Adaptive Semantic Communication for UAV/UGV Cooperative Path Planning
Fangzhou Zhao, Yao Sun, Jianglin Lan, Lan Zhang, Xuesong Liu, Muhammad Ali Imran
TL;DR
The paper addresses reliable UAV/UGV cooperative path planning under unstable wireless links by shifting from raw data transmission to semantic-aware communication. It introduces Path-SC, a dynamic, sparsity-aware SemCom transceiver that prioritizes path-planning semantics via a DynamicViT-based encoder and a semantically guided transmission strategy.

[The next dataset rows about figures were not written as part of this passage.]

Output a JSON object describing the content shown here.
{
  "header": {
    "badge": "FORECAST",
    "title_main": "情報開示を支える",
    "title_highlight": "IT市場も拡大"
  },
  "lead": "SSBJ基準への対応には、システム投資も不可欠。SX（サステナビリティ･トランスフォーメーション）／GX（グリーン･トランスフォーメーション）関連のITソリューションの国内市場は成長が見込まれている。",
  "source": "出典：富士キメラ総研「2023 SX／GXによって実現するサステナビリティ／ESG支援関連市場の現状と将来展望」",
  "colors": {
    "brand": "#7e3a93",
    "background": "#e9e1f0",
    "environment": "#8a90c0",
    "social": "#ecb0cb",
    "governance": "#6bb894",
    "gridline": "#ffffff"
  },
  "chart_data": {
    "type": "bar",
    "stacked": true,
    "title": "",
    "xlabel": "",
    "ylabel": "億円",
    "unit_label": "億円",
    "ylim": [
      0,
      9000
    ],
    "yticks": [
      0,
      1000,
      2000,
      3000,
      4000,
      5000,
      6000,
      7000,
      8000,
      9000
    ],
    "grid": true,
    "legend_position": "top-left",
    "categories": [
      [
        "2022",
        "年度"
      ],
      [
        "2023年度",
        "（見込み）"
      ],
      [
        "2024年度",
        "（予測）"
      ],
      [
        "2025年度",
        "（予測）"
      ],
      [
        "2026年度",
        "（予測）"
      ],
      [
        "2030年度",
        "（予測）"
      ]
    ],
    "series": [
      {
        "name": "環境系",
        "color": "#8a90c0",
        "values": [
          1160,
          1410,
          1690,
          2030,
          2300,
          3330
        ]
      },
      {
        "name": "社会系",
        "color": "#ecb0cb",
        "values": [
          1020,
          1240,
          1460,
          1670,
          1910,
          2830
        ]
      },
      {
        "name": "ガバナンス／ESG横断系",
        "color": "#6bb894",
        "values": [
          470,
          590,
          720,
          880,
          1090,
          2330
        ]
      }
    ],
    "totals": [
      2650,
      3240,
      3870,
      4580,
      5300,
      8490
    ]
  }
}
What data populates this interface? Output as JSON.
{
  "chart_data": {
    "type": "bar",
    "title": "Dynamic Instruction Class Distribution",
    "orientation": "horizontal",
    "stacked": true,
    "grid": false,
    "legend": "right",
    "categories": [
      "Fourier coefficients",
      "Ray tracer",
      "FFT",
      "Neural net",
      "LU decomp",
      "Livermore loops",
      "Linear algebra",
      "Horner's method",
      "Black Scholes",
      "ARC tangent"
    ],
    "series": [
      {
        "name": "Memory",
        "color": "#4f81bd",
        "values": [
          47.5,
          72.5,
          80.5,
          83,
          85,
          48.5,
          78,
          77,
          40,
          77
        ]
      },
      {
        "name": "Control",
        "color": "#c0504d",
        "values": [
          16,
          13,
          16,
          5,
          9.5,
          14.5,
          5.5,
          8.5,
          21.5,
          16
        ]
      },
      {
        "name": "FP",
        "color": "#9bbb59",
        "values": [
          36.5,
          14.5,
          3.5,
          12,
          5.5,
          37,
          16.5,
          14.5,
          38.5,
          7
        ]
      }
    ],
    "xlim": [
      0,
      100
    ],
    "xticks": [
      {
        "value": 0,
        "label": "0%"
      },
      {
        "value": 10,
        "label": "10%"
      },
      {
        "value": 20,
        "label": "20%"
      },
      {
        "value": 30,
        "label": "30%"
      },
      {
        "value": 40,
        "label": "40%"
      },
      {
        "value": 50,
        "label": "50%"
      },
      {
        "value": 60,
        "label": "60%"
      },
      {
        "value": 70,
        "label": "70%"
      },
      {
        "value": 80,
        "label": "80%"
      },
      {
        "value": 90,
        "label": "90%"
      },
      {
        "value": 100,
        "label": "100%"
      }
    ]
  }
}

A theoretical framework identifies which path-perturbations most affect planning accuracy (Proposition 1) and a Monte Carlo locally centrality approach (MC-LBC-RT) directs resource allocation to high-impact regions, with offline precomputation and windowed online updates to keep complexity manageable. The Path-SC system demonstrates substantial reductions in data volume and maintained or improved path-planning accuracy across AWGN and Rayleigh channels, highlighting practical benefits for robust UAV/UGV collaboration in challenging environments. Together, these results advance task-oriented SemCom for autonomous multi-robot systems and lay groundwork for scalable, multimodal extensions.
Abstract
Effective path planning is fundamental to the coordination of unmanned aerial vehicles (UAVs) and unmanned ground vehicles (UGVs) systems, particularly in applications such as surveillance, navigation, and emergency response. Combining UAVs' broad field of view with UGVs' ground-level operational capability greatly improve the likelihood of successfully achieving task objectives such as locating victims, monitoring target areas, or navigating hazardous terrain. In complex environments, UAVs need to provide precise environmental perception information for UGVs to optimize their routing policy. However, due to severe interference and non-line-of-sight conditions, wireless communication is often unstable in such complex environments, making it difficult to support timely and accurate path planning for UAV-UGV coordination. To this end, this paper proposes a semantic communication (SemCom) framework to enhance UAV/UGV cooperative path planning under unreliable wireless conditions. Unlike traditional methods that transmit raw data, SemCom transmits only the key information for path planning, reducing transmission volume without sacrificing accuracy. The proposed framework is developed by defining key semantics for path planning and designing a transceiver for meeting the requirements of UAV-UGV cooperative path planning. Simulation results show that, compared to conventional SemCom transceivers, the proposed transceiver significantly reduces data transmission volume while maintaining path planning accuracy, thereby enhancing system collaboration efficiency.